Does NOSIBLE claim to be SOC 2 certified?
No. SOC 2 is an independent attestation report, not a certification. NOSIBLE is in the early stages of readiness work with Vanta and Cognisys. Policies are in place, vendors have been mapped, and controls are being implemented, but no independent examination or report has been completed.
How would NOSIBLE handle breach notification?

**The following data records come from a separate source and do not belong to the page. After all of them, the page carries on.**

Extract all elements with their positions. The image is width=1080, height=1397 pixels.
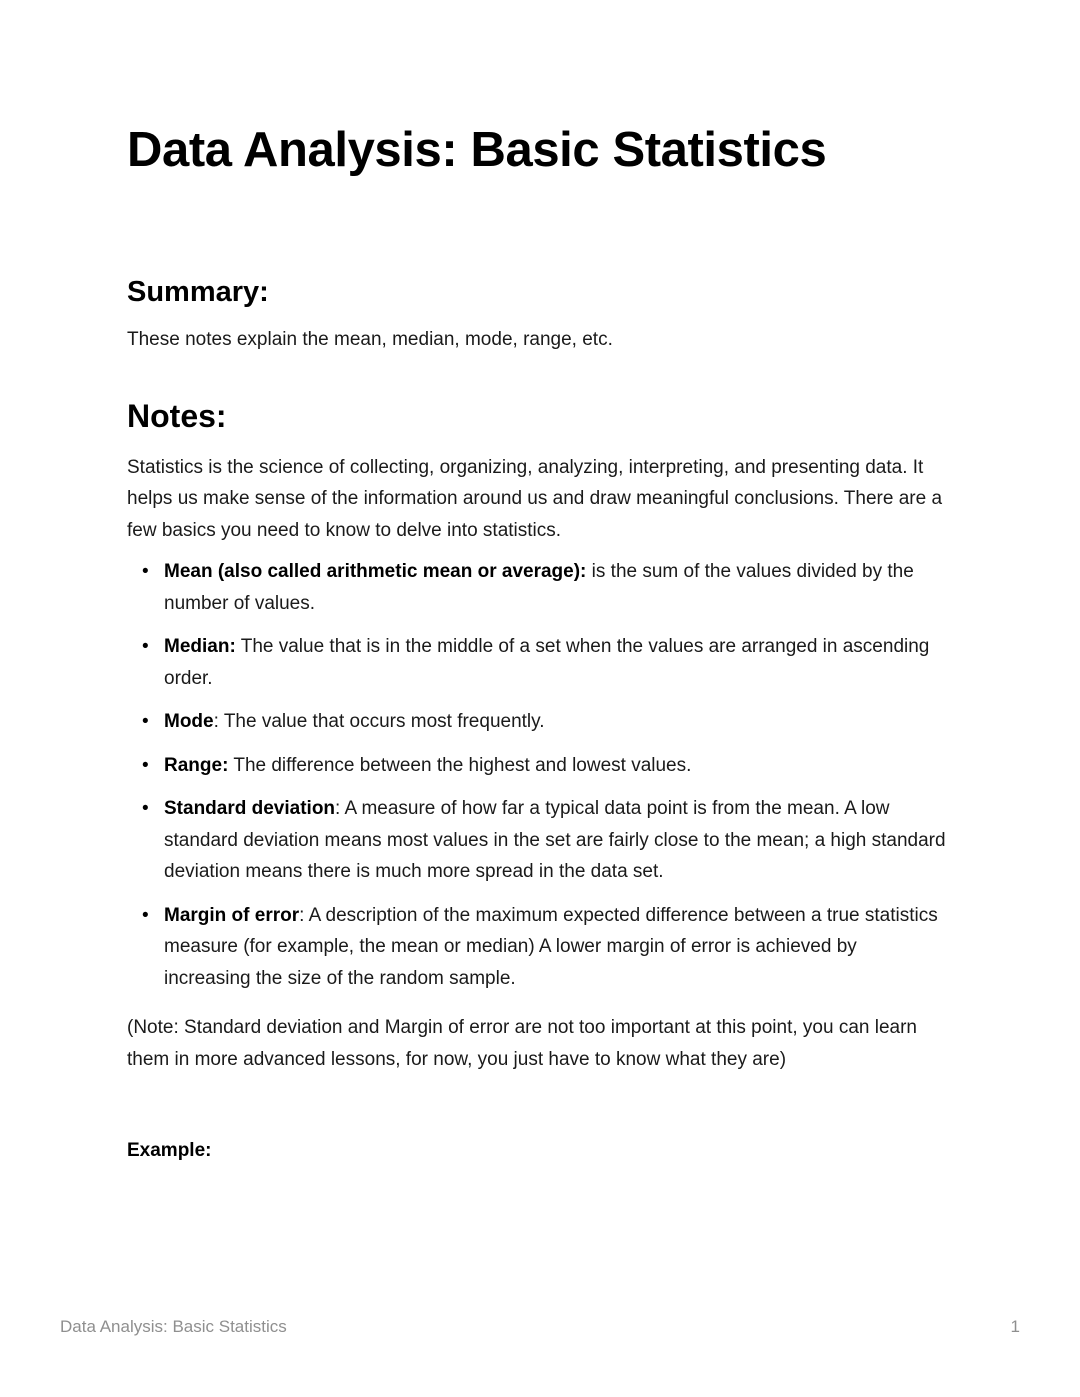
bullet-icon: •	[142, 561, 149, 582]
term-label: Mode	[164, 711, 214, 732]
list-item	[127, 556, 947, 619]
term-definition: : A description of the maximum expected difference between a true statistics measure (for example, the mean or median) A lower margin of error is achieved by increasing the size of the random sample.	[164, 904, 938, 989]
page-footer	[60, 1316, 1020, 1338]
term-definition: The difference between the highest and lowest values.	[228, 754, 692, 776]
example-heading: Example:	[127, 1140, 212, 1161]
statistics-terms-list	[127, 546, 947, 994]
closing-note-paragraph: (Note: Standard deviation and Margin of error are not too important at this point, you can learn them in more advanced lessons, for now, you just have to know what they are)	[127, 1017, 918, 1070]
term-label: Standard deviation	[164, 798, 336, 819]
term-definition: : The value that occurs most frequently.	[213, 711, 545, 732]
term-definition: is the sum of the values divided by the number of values.	[164, 561, 914, 614]
footer-page-number: 1	[1010, 1317, 1020, 1336]
bullet-icon: •	[142, 754, 149, 776]
footer-document-title: Data Analysis: Basic Statistics	[60, 1317, 287, 1336]
bullet-icon: •	[142, 711, 149, 732]
term-label: Mean (also called arithmetic mean or average):	[164, 561, 587, 582]
term-definition: : A measure of how far a typical data point is from the mean. A low standard deviation means most values in the set are fairly close to the mean; a high standard deviation means there is much more spread in the data set.	[164, 798, 946, 882]
term-label: Range:	[164, 754, 229, 776]
list-item	[127, 631, 947, 694]
bullet-icon: •	[142, 636, 149, 657]
bullet-icon: •	[142, 904, 149, 926]
bullet-icon: •	[142, 798, 149, 819]
page-title: Data Analysis: Basic Statistics	[127, 123, 827, 177]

NOSIBLE would assess notification duties under the laws that apply to the affected customers and data. UK and EU GDPR require supervisory-authority notification without undue delay and, where feasible, within 72 hours after awareness of a qualifying personal-data breach (GDPR Article 33). Data-subject notice applies where the breach is likely to create high risk (GDPR Article 34). U.S. timelines vary by state.
Which third-party vendors does NOSIBLE rely on?
NOSIBLE uses Bright Data for proxy infrastructure, OVHcloud for bare-metal hosting, Hugging Face and RunPod for dedicated GPU-hosted embedding endpoints, Google Cloud for datastore, storage, error reporting, and secret management, Wasabi for raw HTML and parsed JSON in S3-compatible storage, and AWS us-east-1 for NOSIBLE World S3 delivery. NOSIBLE maintains alternatives for critical vendors so it can move without redesigning the service.
What open-source technology does NOSIBLE use?
NOSIBLE is built with Python and runs in Docker containers on bare-metal OVH servers. Core packages used across the system include NumPy, Polars, Numba, Redis bindings, orjson, Zstandard, Aho-Corasick tools, spaCy, wordfreq, PyStemmer, fast language detection, SimSIMD, Flask, Gunicorn, FastAPI, Uvicorn, BeautifulSoup, LMDB bindings, OpenAI tooling, rbloom, datefinder, sentence-transformers, json repair tools, SciPy, scikit-learn, usearch, and Playwright.
Which embedding models and model vendors does NOSIBLE use?
NOSIBLE Search uses Microsoft's multilingual-e5-large-instruct model through dedicated Hugging Face and RunPod GPU endpoints. NOSIBLE World uses OpenAI's text-embedding-3-large model.
Is NOSIBLE SOC 2 compliant?
Not yet. NOSIBLE is in the early stages of SOC 2 readiness with Vanta and Cognisys. Policies are in place, vendors have been mapped, and controls are being implemented. No independent examination has been completed and there is no SOC 2 report to share today. In the meantime, NOSIBLE can share its security posture, policies, and compliance pack during customer due diligence.